RUU Badan Hukum Pendidikan

Suplemen “KAMPUS” PR hari ini (Kamis, 26 Januari 2006) mengangkat headline mengenai masalah di seputar bakal di-gol-kannya RUU BHP (Badan Hukum Pendidikan). RUU ini, jika disahkan sebagai UU, akan mengharuskan universitas2 negeri di Indonesia lepas dari subsidi pemerintah (tidak lepas sepenuhnya, hanya saja subsidi diminimalisasi sampai serendah2nya) sehingga menjadi PT BHMN atau BHPT atau apapun itu.

Kampus gw, Unpad, adalah salah satu universitas negeri yang sebelum RUU ini digolkan sudah membuka wacana untuk mengikuti jejak 4 kampus lainnya di Jawa Barat yang udah terlebih dulu mengadopsi bentuk PT BHMN yaitu Universitas Indonesia (UI), Institut Pertanian Bogor (IPB), Institut Teknologi Bandung (ITB), Universitas Padahal Institut (UPI) eh…Universitas Pendidikan Indonesia.

Keempat universitas negeri ini, sudah melakukan perubahan bentuk menjadi PT BHMN sejak 3 atau 4 tahun lalu. Ketika itu perubahan yang dilakukan oleh pihak universitas pun mendapatkan banyak penentangan terutama dari kalangan mahasiswa. Yang gw bingung, mahasiswa ada pemegang kekuatan riil dalam kampus. Elit2 kampus seperti rektor, dekan, pembantu rektor, pembantu dekan, dosen2 lain, (kadang termasuk ketua2 badan eksekutif / senat / keluarga mahasiswa…hehehehe, no hurt feeling…) berjumlah sedikit, jika dibandingkan dengan kuantitas mahasiswa. Tapi kebijakan yang dikeluarkan oleh pihak kampus (rektorat – red.), jarang sekali yang bisa digagalkan atau ditunda. Bahkan untuk sekedar berdiskusi langsung pun sangat jarang.

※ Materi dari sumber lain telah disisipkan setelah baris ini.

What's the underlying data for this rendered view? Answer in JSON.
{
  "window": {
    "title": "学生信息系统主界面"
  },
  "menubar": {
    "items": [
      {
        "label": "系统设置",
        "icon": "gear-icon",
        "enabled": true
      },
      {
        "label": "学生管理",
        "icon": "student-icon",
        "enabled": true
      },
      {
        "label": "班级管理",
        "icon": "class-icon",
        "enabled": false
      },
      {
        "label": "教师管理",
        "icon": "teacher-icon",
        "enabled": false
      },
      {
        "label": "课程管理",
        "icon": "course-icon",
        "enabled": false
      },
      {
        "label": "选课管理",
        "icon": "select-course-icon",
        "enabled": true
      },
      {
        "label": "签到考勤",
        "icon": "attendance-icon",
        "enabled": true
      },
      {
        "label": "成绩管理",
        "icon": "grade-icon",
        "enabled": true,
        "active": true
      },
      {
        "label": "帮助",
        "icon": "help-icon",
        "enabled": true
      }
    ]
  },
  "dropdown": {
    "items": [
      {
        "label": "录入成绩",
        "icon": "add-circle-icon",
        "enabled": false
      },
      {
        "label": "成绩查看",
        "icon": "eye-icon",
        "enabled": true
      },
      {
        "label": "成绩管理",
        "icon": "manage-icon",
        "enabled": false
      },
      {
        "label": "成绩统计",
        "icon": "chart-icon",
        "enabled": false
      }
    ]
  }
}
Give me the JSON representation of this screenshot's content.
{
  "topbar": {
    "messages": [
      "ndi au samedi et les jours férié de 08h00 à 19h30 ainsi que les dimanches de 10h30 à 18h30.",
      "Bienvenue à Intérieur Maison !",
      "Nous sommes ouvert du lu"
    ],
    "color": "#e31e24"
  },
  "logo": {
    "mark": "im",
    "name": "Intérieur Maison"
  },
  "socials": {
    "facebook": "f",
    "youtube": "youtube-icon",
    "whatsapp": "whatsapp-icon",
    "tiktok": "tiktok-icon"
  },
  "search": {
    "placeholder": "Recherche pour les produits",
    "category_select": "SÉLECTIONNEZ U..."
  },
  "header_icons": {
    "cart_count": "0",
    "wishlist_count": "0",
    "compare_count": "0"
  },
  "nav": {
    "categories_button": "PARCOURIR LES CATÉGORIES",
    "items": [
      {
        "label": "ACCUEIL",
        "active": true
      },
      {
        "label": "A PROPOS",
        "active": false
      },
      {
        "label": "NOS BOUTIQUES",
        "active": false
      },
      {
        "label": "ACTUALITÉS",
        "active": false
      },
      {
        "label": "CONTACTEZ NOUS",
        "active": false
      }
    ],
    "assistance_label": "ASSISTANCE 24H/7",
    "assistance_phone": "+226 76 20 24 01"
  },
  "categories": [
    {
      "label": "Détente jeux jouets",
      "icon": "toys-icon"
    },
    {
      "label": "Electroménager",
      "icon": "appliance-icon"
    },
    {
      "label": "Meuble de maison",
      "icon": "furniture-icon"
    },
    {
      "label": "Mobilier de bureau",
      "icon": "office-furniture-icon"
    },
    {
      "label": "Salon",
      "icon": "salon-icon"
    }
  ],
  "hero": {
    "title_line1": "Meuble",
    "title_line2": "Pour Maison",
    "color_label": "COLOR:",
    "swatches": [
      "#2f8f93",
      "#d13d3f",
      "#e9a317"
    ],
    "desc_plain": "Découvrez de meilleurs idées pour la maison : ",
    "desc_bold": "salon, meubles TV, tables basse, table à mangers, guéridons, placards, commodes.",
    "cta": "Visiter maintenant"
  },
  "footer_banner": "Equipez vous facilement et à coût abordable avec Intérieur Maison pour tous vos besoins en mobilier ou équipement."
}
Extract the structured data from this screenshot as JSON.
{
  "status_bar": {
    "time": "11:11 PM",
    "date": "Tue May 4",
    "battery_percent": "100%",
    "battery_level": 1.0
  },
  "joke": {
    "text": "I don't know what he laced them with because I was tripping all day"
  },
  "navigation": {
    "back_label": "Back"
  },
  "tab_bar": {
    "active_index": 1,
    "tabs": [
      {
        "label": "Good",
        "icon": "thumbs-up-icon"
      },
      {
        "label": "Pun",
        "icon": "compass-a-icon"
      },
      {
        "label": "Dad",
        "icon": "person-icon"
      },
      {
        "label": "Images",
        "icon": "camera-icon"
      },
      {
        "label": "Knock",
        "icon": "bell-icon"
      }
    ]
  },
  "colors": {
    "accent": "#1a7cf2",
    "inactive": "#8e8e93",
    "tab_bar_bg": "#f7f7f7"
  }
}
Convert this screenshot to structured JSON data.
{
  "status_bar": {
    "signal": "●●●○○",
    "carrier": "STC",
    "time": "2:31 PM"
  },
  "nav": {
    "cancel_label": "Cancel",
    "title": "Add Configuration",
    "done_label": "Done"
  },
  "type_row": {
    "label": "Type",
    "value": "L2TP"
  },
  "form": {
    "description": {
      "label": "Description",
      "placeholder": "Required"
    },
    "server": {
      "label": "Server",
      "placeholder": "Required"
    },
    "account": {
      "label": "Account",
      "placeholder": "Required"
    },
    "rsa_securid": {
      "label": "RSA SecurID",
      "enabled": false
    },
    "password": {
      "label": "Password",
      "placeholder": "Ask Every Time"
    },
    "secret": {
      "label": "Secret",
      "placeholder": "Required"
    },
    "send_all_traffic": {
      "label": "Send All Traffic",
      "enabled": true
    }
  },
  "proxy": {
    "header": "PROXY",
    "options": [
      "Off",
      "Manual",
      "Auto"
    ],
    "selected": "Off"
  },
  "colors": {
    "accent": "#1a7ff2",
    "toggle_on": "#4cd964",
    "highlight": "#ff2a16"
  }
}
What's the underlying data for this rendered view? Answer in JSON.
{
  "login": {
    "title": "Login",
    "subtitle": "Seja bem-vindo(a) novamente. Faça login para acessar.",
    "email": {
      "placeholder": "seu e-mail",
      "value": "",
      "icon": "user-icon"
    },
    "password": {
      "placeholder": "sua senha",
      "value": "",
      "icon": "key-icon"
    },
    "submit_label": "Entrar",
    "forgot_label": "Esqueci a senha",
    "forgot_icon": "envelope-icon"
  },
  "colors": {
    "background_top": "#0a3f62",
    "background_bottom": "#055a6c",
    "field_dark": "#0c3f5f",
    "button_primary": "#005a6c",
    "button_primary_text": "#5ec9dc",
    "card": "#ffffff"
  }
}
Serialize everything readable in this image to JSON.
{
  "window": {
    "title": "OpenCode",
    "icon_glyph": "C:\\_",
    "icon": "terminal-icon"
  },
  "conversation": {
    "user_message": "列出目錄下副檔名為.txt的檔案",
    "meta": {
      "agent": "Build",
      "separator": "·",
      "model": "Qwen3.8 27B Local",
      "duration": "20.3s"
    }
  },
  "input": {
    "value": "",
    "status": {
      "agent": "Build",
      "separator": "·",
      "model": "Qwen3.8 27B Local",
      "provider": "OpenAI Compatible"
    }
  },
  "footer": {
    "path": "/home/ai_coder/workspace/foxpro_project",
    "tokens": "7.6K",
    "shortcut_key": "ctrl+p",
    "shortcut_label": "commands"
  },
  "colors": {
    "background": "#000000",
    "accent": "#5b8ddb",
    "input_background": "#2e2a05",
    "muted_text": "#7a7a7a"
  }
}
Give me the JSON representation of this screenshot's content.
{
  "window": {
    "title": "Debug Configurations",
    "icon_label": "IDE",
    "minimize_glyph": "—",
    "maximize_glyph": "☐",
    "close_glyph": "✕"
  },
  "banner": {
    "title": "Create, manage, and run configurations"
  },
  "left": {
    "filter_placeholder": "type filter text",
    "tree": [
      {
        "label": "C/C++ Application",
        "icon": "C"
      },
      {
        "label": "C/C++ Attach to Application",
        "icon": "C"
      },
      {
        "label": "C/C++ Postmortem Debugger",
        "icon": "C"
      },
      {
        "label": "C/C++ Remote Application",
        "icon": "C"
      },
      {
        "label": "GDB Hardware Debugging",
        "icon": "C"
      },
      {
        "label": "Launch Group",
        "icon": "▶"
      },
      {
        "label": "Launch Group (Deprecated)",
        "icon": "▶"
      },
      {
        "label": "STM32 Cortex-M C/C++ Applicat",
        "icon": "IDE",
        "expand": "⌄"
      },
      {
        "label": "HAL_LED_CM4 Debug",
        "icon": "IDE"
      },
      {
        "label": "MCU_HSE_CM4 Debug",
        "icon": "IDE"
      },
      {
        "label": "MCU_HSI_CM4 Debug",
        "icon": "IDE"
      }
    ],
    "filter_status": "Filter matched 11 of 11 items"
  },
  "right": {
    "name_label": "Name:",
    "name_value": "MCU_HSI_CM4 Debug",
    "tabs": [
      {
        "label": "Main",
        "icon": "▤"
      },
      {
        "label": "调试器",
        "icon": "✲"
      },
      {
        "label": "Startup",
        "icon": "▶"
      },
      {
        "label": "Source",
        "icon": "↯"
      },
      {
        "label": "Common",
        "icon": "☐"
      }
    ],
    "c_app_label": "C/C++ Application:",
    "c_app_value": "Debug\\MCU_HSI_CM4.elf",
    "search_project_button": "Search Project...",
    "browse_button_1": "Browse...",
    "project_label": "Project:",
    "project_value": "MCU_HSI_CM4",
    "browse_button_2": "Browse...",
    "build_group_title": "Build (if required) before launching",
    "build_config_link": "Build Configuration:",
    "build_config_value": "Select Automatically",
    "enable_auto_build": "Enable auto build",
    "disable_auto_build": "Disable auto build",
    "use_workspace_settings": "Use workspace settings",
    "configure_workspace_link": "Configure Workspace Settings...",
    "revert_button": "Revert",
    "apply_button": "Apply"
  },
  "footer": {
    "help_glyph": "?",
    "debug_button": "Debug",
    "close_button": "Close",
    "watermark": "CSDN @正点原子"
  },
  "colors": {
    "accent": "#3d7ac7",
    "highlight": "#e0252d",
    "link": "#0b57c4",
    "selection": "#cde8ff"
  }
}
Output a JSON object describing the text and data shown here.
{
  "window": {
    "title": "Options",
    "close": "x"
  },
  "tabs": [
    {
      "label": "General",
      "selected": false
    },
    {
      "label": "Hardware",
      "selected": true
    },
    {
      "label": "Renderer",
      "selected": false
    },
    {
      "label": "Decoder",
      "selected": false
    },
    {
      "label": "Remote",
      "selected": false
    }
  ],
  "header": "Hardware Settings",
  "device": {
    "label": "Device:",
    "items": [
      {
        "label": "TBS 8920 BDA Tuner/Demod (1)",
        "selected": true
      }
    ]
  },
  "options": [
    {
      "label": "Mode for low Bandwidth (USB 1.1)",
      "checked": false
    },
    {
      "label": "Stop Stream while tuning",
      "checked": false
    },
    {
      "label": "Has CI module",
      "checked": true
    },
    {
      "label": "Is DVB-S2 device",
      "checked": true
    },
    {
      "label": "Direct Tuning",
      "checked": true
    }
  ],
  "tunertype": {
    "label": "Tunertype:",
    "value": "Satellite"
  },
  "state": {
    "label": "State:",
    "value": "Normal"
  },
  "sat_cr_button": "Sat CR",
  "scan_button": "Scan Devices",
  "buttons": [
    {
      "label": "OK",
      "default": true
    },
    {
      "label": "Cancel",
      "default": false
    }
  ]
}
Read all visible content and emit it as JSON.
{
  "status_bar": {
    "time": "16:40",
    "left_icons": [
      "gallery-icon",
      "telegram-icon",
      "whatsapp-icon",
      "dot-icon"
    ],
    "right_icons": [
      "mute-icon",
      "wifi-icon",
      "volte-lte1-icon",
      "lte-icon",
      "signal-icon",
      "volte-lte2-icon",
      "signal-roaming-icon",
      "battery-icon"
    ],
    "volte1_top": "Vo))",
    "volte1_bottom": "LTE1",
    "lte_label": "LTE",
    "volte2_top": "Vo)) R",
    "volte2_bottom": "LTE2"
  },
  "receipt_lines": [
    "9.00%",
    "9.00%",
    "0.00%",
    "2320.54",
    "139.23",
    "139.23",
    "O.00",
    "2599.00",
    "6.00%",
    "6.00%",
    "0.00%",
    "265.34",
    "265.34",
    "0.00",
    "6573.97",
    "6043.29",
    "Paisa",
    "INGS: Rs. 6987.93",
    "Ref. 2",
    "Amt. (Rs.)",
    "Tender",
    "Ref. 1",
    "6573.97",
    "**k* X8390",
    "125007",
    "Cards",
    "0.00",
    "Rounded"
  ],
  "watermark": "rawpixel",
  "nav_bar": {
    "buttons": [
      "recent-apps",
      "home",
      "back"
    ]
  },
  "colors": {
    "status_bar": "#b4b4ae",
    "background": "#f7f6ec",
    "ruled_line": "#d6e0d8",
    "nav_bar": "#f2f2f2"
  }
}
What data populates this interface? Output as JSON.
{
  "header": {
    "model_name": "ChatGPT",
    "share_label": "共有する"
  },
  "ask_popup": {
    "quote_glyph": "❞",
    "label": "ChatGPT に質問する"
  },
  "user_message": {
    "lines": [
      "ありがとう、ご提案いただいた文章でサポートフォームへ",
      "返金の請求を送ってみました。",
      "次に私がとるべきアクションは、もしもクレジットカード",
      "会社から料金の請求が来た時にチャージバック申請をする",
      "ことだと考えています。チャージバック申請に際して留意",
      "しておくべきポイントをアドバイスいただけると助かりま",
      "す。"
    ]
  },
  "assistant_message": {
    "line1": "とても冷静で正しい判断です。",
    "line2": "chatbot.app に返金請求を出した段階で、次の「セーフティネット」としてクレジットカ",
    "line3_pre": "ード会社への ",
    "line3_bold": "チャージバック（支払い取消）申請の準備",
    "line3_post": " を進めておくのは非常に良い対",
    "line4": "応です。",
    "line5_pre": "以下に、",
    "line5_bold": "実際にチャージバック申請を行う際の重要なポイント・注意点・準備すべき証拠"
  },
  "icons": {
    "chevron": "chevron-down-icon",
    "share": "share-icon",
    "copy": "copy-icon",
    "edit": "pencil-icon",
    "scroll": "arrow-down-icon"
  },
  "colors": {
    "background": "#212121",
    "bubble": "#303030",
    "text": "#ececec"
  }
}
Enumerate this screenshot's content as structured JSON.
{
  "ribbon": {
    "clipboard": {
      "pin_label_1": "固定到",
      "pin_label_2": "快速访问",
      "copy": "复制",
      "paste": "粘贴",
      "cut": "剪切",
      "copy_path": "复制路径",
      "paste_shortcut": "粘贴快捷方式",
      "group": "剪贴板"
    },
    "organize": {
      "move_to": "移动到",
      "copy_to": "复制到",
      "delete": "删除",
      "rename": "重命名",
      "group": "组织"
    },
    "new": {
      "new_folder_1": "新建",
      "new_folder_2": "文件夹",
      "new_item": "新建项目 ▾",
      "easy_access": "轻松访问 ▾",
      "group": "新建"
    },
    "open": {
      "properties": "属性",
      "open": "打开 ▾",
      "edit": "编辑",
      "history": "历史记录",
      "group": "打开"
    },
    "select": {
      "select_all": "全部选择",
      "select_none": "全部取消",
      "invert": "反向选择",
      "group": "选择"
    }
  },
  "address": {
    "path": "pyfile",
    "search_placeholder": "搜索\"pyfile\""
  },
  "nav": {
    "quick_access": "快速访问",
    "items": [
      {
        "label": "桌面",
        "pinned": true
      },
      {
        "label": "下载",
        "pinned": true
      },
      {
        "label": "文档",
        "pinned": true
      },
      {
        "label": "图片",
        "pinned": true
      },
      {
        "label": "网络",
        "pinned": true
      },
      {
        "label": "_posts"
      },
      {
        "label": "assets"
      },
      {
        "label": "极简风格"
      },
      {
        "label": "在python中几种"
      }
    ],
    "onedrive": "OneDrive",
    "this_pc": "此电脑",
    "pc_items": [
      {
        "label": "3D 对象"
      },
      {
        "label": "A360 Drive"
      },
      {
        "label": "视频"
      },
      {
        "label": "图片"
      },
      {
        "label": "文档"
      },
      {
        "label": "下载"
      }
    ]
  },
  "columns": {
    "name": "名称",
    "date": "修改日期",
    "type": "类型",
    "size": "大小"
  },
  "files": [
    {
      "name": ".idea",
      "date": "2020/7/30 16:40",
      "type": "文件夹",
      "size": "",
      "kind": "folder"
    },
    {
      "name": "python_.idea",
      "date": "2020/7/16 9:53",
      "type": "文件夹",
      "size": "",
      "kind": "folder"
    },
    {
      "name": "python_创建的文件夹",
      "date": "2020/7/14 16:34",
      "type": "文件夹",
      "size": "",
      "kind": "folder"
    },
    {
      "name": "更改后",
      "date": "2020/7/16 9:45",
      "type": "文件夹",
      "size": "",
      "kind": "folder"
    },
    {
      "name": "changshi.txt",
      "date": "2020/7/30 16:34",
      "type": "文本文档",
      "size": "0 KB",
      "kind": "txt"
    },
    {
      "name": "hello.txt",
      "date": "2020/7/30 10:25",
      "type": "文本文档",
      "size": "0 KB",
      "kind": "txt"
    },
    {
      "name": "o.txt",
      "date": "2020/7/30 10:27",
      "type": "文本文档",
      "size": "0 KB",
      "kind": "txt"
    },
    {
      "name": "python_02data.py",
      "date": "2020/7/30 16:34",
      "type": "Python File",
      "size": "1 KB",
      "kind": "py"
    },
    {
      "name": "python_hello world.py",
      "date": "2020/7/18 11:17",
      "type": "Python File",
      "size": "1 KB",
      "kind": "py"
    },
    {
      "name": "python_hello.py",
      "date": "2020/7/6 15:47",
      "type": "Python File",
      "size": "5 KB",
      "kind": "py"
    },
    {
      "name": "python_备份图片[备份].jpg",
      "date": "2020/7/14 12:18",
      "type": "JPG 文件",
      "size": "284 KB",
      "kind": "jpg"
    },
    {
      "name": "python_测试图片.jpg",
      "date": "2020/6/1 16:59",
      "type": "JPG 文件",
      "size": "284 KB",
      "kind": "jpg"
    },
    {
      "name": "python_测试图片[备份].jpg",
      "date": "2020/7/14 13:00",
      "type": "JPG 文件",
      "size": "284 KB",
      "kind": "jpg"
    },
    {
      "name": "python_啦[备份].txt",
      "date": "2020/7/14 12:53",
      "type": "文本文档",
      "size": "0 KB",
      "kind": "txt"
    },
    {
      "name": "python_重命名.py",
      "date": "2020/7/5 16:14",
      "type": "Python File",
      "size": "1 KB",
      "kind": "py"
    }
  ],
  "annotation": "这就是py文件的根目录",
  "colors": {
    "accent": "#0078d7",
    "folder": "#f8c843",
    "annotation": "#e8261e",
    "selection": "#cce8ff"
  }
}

Di dalam konteks kampus gw (Unpad – red.), permasalahan mengenai PT BHMN ini udah muncul semenjak gw terdaftar sebagai mahasiswa disitu (September 2003). Munculnya kontra terhadap perubahan Unpad dari PTN menjadi PT BHMN disebabkan akan naiknya SPP Unpad karena sudah tidak disubsidi pemerintah lagi. Untuk SPP sebesar sekarang saja, masih ada beberapa orang tua yang tidak sanggup membiayai anaknya. Para mahasiswa yang kontra terhadap kebijakan ini mengganggap pihak rektorat tidak lagi mempertahankan kampus Unpad sebagai kampus rakyat, dan hanya memikirkan permasalahan operasional kampus tanpa memperhatikan kualitas pendidikannya.
Tapi, sebelum Unpad menjadi PT BHMN pun, kenaikan SPP sudah terjadi untuk angkatan 2004. dari semula SPP terakhir berjumlah 375ribu (angkatan gw 2003), naik menjadi 600ribu. SPP ini sebenarnya masih lebih murah dibandingkan dengan universitas lain di Jawa Barat. Tapi ketika tidak ada lagi universitas yang memberikan SPP murah, dimana lagi orang2 yang kurang mampu secara ekonomi akan melanjutkan pendidikan tinggi ?? sementara lowongan kerja yang tersedia untuk lulusan SMA hanyalah sebagai sales.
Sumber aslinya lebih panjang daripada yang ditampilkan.